June 21, 2010 —When it comes to going green in your building, most co-op and condo boards and management companies immediately think of energy-guzzlers like lights and boilers. But there's another. unlikely source of untapped energy savings in many condo and co-op buildings: your elevators. New technology called a "regenerative elevator drive" can recapture some of the energy typically wasted in day-to-day operations.
Wayne Locker, director of technical support and field education for Transel Elevators says there are three ways that an elevator loses energy and a "regen" drive saves it:
(1) Loss: Anytime the elevator slows down, energy is created. In a typical elevator system, that energy is dissipated as heat through a device called a heat resister.
Gain: With a regen drive, the energy is captured and sent back to the power grid.
(2) Loss: Whenever an empty or lightly loaded elevator goes up, the motor spins but the elevator's counterweight does most of the work.
Gain: A regen drive can allow the motor to essentially act as a generator, creating power that also goes back to the grid.
(3) Loss: When a heavy elevator goes down, the motor spins but gravity is doing most of the work.
Gain: A regen drive can again generate power to the grid.
Locker says a regen drive allows a building to use less power, but that it's hard to estimate how much — that depends on the height of the property, the frequency of elevator use and the age of the equipment. Generally, he says, a regen drive can lead a building to use between 20 and 40 percent less electricity to power elevators. And while elevators in a residential building amount to only about five percent of total energy use, he estimates, savings can also come from the fact that if the energy isn't dissipated as heat, the equipment rooms don't have to be cooled as much as with a typical elevator system.
How Much Savings?
Ricky Williams, new business development director for Computerized Elevator Control Corporation, agrees that the energy savings vary; he estimates with reggen, you'd use 15 to 40 percent less energy to power elevators. Williams referred to a regen project installed in a New York City commercial building where the cost to operate the 28-story building's seven elevators was reduced by $5,800 one year after a modernization and regeneration project was completed.
How much a regen drive system can cost can also have a huge range, based on a wide variety of factors, says Williams. It depends on the type of system installed, the existing condition of the elevators, the size of the building, and the demand. Parts alone can cost between $7,000 and $12,000 per elevator.
Lewis Kwit, president of the energy consulting firm Energy Investment Systems, is helping clients who are contemplating regen drives in at least five different city condos and co-ops. "No one really knows how much energy the elevators actually use," he says. Kwit is installing data-loggers to track elevator usage in order to help co-op and condo boards decide if regen drives are worth it and what technology to install.

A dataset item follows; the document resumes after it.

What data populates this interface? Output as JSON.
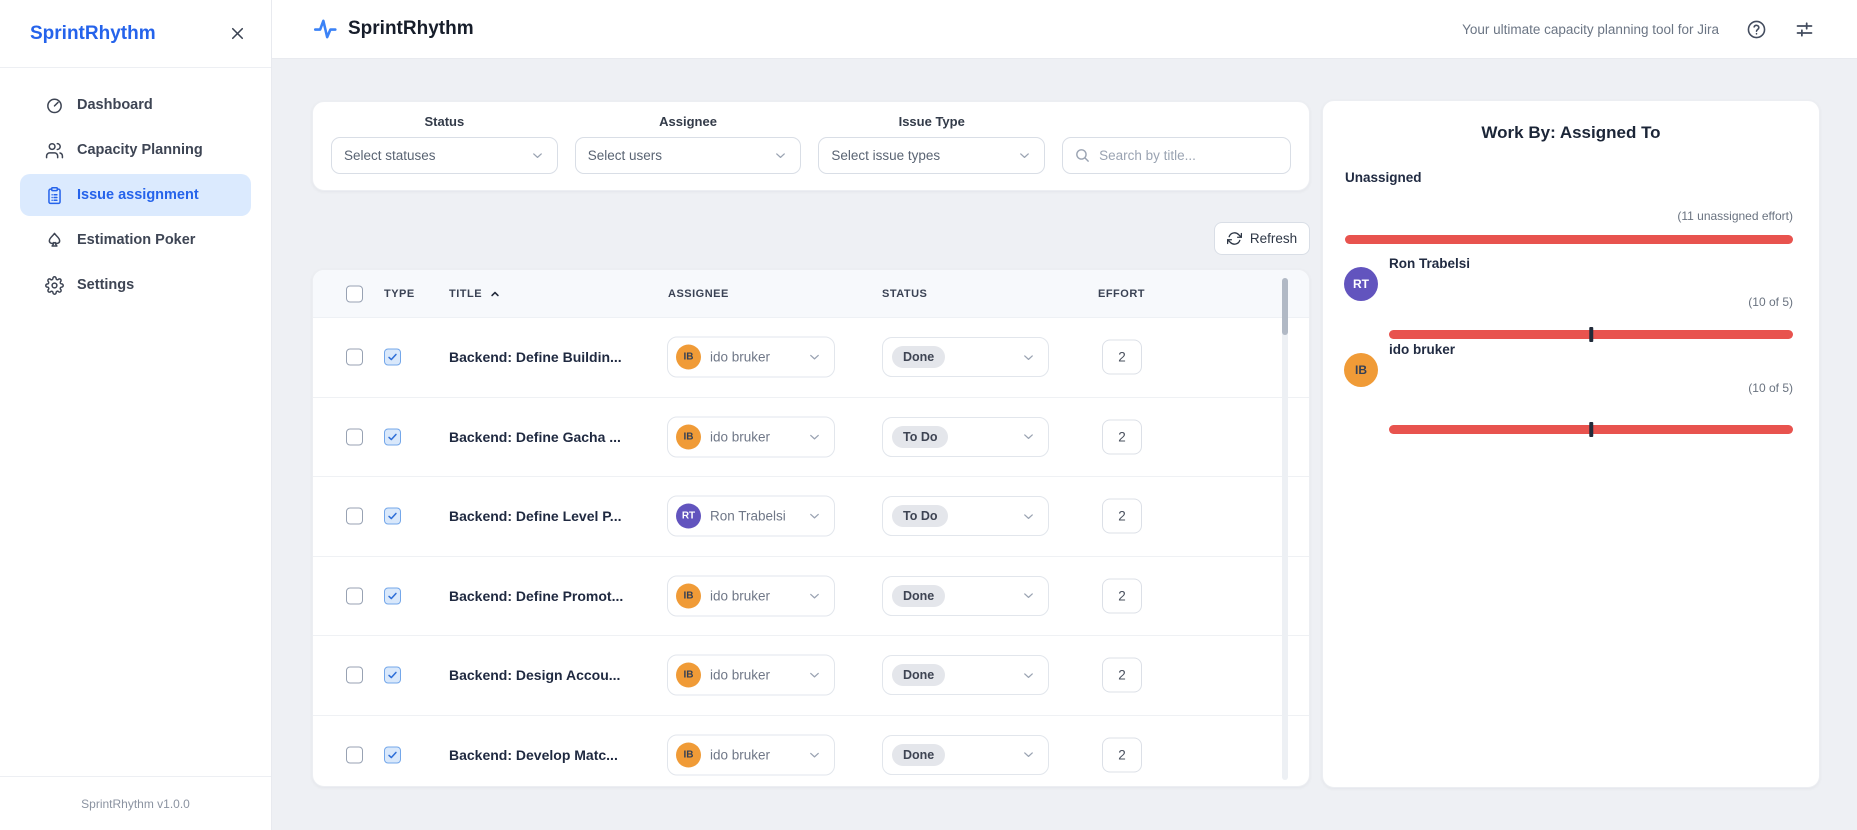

In one rental building, Kwit says, a simulation model showed that regen drives would not save enough energy to make them economically viable. But the data that tracked actual energy usage showed that the elevators consumed four times more energy than the simulation indicated. "You have to look at the real numbers so we can evaluate the cost effectiveness of the system," he says.
One of the buildings considering regen drives with Kwit's company is 201 East 66th Street, a 256-unit co-op with three elevators. Jon Shechter, on-site manager of the self-managed property, says the building is looking into a variety of upgrades, from regen drives to changing the motor systems of the elevators so that they can operate on the AC current that comes into the building, instead of the DC current many elevators use.
"First we have to see how much energy our elevators really use," he says. If the building decides to go with regen drives as part of its elevator upgrade, it would probably pay for them out of a combination of measures, perhaps combining funds from reserves, financing and assessments.
Kwit and other elevator and energy experts say that regen drives can be installed in existing elevators without upgrading overall systems. But he points out that some city elevator codes will be changing in 2011 to comply with more stringent safety requirements. "Many co-ops and condos will have to upgrade their elevators anyway," he says. "If they have to spend $150,000 to upgrade, adding another $20,000 or $40,000 is not going to be as big of a stretch."